Le gouvernement a annoncé vouloir geler le taux actuel du Livret A à 0,75% pendant au moins un an, au risque de susciter la grogne des épargnants, alors que la fiscalité sur l'assurance vie et le PEL va être accrue.
"L'épargne réglementée et sans risque est la mal-aimée du gouvernement, car ça coûte un peu d'argent à l'Etat et parce qu'il estime que les bons pères de famille doivent placer leur argent auprès des entreprises", déplore François Carlier, délégué général de l'association de consommateurs CLCV, qui dénonce un "signal punitif".
"C'est une logique que nous ne partageons pas car ce placement très répandu parmi les Français, un peu sécurisé et qui apporte un financement stable aux logements sociaux, est quelque chose qui a fait ses preuves", ajoute-t-il.
Deux jours après l'annonce d'un impôt forfaitaire de 30% dès la première année sur les intérêts des plans épargne-logement (PEL) ouverts à partir du 1er janvier 2018 et sur les encours d'assurance-vie supérieurs à 150.000 euros, le projet de gel du taux du livret A apparaît comme une nouvelle offensive contre l'épargne des Français.

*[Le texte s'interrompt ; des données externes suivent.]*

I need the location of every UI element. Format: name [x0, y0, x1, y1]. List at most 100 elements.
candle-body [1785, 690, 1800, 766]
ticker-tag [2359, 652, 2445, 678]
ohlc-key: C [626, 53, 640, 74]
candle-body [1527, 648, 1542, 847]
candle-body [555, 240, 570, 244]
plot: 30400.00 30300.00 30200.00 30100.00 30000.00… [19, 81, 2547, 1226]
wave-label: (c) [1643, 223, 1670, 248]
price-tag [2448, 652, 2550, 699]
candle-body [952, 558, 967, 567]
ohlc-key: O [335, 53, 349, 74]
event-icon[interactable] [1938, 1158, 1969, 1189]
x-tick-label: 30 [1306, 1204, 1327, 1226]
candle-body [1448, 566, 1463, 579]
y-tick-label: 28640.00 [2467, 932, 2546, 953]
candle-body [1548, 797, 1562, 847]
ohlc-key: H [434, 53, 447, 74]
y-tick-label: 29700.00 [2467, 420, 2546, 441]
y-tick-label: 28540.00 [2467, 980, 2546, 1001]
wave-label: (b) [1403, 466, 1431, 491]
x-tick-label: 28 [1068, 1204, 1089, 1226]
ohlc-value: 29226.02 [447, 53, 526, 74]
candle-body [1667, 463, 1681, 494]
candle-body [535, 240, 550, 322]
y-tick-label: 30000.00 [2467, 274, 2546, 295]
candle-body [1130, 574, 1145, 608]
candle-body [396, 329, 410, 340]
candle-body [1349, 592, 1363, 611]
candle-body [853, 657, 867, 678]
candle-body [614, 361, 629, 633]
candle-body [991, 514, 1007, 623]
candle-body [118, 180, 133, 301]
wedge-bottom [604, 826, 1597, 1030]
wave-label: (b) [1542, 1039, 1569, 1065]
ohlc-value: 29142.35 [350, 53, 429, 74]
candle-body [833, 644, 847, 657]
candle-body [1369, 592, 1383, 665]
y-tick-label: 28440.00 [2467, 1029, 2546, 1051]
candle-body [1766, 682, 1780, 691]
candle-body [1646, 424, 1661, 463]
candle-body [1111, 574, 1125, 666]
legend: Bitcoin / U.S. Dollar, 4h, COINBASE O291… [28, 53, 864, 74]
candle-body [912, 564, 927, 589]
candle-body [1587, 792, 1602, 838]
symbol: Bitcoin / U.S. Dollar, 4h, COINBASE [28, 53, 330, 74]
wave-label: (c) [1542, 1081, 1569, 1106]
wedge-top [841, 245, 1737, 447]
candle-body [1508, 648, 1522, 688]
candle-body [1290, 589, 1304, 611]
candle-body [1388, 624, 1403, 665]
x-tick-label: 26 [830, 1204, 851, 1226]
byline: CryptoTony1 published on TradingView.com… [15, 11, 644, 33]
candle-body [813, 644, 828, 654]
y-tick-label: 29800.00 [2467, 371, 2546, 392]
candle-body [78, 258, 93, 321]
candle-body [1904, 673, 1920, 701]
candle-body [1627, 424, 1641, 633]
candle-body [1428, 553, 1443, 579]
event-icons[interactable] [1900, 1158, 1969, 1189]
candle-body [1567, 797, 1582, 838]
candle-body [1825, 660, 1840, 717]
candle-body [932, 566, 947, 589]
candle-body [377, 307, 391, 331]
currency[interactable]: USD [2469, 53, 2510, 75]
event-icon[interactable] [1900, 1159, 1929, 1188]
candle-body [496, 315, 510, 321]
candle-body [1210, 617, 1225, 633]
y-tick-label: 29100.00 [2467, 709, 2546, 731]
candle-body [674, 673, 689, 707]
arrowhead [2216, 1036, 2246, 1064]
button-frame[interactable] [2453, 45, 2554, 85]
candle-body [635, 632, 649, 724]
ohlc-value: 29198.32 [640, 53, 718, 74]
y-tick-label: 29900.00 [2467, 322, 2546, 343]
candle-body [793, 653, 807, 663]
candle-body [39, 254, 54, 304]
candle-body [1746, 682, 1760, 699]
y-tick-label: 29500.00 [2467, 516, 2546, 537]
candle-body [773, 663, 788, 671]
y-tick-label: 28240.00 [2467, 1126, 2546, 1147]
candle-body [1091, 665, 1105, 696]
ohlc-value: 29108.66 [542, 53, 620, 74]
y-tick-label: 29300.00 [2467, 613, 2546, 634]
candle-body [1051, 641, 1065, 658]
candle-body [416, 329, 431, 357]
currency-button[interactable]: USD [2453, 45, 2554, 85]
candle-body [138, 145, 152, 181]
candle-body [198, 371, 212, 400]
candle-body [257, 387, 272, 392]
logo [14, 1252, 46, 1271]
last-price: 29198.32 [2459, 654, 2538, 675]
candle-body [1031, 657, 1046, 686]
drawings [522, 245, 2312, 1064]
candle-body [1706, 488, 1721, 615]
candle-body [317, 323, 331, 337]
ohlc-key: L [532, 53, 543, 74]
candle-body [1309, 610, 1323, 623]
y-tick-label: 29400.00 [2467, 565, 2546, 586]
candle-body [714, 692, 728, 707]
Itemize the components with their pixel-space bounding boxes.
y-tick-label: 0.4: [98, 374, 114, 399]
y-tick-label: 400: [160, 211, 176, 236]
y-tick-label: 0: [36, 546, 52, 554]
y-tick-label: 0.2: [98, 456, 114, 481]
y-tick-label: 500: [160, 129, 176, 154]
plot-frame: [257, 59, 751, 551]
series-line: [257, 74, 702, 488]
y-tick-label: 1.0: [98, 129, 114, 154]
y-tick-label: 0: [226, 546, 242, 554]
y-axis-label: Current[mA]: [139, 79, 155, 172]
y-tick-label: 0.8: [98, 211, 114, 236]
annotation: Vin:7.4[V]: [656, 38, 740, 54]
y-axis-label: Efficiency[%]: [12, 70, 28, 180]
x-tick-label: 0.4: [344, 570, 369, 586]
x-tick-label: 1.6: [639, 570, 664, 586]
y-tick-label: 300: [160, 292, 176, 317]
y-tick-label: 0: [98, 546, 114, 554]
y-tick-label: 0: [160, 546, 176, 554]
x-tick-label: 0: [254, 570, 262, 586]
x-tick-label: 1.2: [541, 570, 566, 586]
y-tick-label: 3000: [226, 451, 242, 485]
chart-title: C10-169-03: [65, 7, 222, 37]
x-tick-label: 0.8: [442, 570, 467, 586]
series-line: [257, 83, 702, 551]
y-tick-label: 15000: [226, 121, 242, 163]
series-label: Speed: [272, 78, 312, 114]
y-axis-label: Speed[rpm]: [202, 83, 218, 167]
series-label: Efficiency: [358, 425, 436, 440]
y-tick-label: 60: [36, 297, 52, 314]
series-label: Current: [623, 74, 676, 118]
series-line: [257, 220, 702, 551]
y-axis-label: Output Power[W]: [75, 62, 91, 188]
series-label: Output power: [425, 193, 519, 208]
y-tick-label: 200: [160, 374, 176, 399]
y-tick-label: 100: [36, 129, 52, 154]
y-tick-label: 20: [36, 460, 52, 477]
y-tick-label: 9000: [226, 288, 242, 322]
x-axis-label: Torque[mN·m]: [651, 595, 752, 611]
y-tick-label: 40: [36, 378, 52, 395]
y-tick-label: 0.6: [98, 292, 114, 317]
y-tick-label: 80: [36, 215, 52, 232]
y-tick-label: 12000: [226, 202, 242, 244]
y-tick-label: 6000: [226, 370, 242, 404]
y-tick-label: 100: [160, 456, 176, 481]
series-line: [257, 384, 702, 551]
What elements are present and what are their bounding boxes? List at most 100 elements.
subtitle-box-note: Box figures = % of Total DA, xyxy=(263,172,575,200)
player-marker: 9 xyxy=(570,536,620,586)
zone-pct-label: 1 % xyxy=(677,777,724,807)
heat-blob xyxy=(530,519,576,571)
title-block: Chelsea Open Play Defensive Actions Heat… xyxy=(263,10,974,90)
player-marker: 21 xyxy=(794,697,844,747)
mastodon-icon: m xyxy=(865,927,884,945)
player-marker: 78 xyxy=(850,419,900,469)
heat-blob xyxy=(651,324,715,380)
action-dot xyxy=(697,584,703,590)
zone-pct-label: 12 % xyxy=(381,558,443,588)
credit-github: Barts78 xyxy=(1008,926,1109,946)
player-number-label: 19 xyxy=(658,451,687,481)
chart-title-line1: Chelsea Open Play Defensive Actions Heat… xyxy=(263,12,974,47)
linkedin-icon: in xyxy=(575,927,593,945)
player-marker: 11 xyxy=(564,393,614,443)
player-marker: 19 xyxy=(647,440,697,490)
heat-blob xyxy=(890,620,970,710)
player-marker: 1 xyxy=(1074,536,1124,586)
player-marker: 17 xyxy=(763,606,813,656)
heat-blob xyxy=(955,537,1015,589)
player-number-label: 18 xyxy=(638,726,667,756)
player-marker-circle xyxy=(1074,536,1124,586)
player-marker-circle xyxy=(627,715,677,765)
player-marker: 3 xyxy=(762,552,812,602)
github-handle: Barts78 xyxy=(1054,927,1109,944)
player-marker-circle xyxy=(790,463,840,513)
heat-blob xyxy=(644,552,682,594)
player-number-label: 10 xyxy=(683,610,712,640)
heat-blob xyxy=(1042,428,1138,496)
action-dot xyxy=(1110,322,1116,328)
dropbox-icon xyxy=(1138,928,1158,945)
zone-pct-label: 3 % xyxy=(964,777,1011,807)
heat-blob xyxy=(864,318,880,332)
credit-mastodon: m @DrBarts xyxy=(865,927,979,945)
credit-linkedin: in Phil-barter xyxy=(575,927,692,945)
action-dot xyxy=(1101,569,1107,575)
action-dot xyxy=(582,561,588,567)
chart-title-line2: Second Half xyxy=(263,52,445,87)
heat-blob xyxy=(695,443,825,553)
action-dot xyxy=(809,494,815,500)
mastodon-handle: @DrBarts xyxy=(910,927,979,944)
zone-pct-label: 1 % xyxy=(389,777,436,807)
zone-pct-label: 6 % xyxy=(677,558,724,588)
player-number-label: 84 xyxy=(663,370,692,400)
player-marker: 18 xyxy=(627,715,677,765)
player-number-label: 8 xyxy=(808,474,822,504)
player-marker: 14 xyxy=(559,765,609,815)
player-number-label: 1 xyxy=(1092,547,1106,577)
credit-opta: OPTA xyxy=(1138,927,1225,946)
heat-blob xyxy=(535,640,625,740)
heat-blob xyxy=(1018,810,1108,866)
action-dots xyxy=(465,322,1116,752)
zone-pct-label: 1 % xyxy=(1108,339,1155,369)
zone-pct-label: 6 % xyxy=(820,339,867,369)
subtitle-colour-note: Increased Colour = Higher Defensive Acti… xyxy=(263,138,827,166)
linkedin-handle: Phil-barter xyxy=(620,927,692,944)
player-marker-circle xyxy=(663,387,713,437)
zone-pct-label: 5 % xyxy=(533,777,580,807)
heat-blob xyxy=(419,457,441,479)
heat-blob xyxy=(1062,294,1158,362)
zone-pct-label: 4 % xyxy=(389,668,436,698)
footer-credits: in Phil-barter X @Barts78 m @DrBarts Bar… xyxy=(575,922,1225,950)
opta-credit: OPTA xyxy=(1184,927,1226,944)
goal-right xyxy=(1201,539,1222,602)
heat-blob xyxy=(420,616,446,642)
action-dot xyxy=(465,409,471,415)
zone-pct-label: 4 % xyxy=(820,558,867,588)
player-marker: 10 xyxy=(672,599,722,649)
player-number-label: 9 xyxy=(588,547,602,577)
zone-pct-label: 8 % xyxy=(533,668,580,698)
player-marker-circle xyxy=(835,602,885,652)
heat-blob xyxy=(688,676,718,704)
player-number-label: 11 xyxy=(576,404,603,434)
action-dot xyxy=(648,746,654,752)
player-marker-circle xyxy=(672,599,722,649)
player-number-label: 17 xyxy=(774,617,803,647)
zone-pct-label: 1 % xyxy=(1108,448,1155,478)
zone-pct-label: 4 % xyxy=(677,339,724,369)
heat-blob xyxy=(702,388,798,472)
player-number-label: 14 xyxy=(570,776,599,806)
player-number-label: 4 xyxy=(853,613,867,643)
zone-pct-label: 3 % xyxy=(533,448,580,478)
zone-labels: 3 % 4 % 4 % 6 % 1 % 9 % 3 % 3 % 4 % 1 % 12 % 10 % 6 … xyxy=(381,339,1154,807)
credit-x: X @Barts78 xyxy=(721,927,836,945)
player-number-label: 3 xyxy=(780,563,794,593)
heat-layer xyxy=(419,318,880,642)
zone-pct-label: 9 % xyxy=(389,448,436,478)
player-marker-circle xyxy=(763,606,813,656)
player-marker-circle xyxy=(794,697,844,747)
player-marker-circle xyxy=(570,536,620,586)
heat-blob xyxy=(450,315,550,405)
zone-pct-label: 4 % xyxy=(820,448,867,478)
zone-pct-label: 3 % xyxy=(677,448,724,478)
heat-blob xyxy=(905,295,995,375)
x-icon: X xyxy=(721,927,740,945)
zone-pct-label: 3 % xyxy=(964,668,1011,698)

Le gouvernement envisage en effet de "garantir le maintien" du taux du livret A à son taux actuel de 0,75% pendant un ou deux ans, car "logiquement il devrait être plus bas", déclarait mardi soir le porte-parole du gouvernement Christophe Castaner.
- "Jeu de bonneteau" -
Le Premier ministre Edouard Philippe parle, lui, de "stabiliser" le taux du Livret A afin de "mobiliser des financements" pour les organismes de logement social "et donc de baisser les loyers" pour ce type de logements.
Cette baisse des loyers est censée compenser la réduction des aides personnelles au logements (APL) pour les locataires du parc HLM - qui pourrait atteindre 50 à 60 euros - envisagée par le gouvernement.
"On fait payer aux épargnants la baisse des loyers imposée aux bailleurs sociaux, c'est un jeu de bonneteau que le gouvernement organise avec les APL", rétorque à l'AFP Philippe Crevel, directeur du Cercle de l'épargne.
Concrètement, l'argent placé sur le Livret A sert notamment à financer la construction de logements HLM, sous forme de prêts à taux préférentiels consentis aux bailleurs sociaux. Le taux de ces prêts dépend du taux du Livret A: plus ce dernier est bas, plus le crédit est bon marché.
L'évolution de la rémunération du Livret A, révisée tous les six mois, est censée s'aligner sur celle de l'inflation hors tabac et des taux sur le marché monétaire. Sa formule de calcul a été modifiée cet été afin d'empêcher des variations trop brutales.
- Réorientation de l'épargne -
Sauf que le gouvernement a décidé fin juillet - dans une optique de "stabilité - de maintenir le taux à 0,75%, son plus bas niveau historique, se refusant à suivre la formule de calcul qui aurait dû le faire remonter à 1%.
"Le livret A était jusqu'à maintenant sacralisé. (Le gouvernement) n'a pas respecté l'application de la formule pour sa première application, on touche maintenant au taux. Il y a une vraie volonté d'inciter les Français à consommer davantage et de réorienter l'épargne" vers le financement de l'économie réelle, souligne Philippe Crevel.
Les tentatives de réorientation de l'épargne vers des placements plus risqués et le financement des entreprises ne sont guère nouvelles. Sous la présidence Hollande, cette ligne a été largement suivie, dans l'espoir de dynamiser l'activité.
Pas sûr toutefois que les épargnants, qui deviennent perdants lorsque le niveau de l'inflation dépasse le taux du livret A, ne l'entendent de cette oreille.
En avril, l'ancien gouvernement anticipait une inflation toujours supérieure à au moins 1,1% d'ici à 2020. La Banque de France table pour sa part sur une inflation à 1,2% en 2018 et à 1,4% en 2019.
"Les épargnants n'ont rien à gagner à un gel de la rémunération de leur épargne, et il en va de même pour le livret A", fustige auprès de l'AFP Gérard Bekerman, le président de l'Association française d'épargne et de retraite.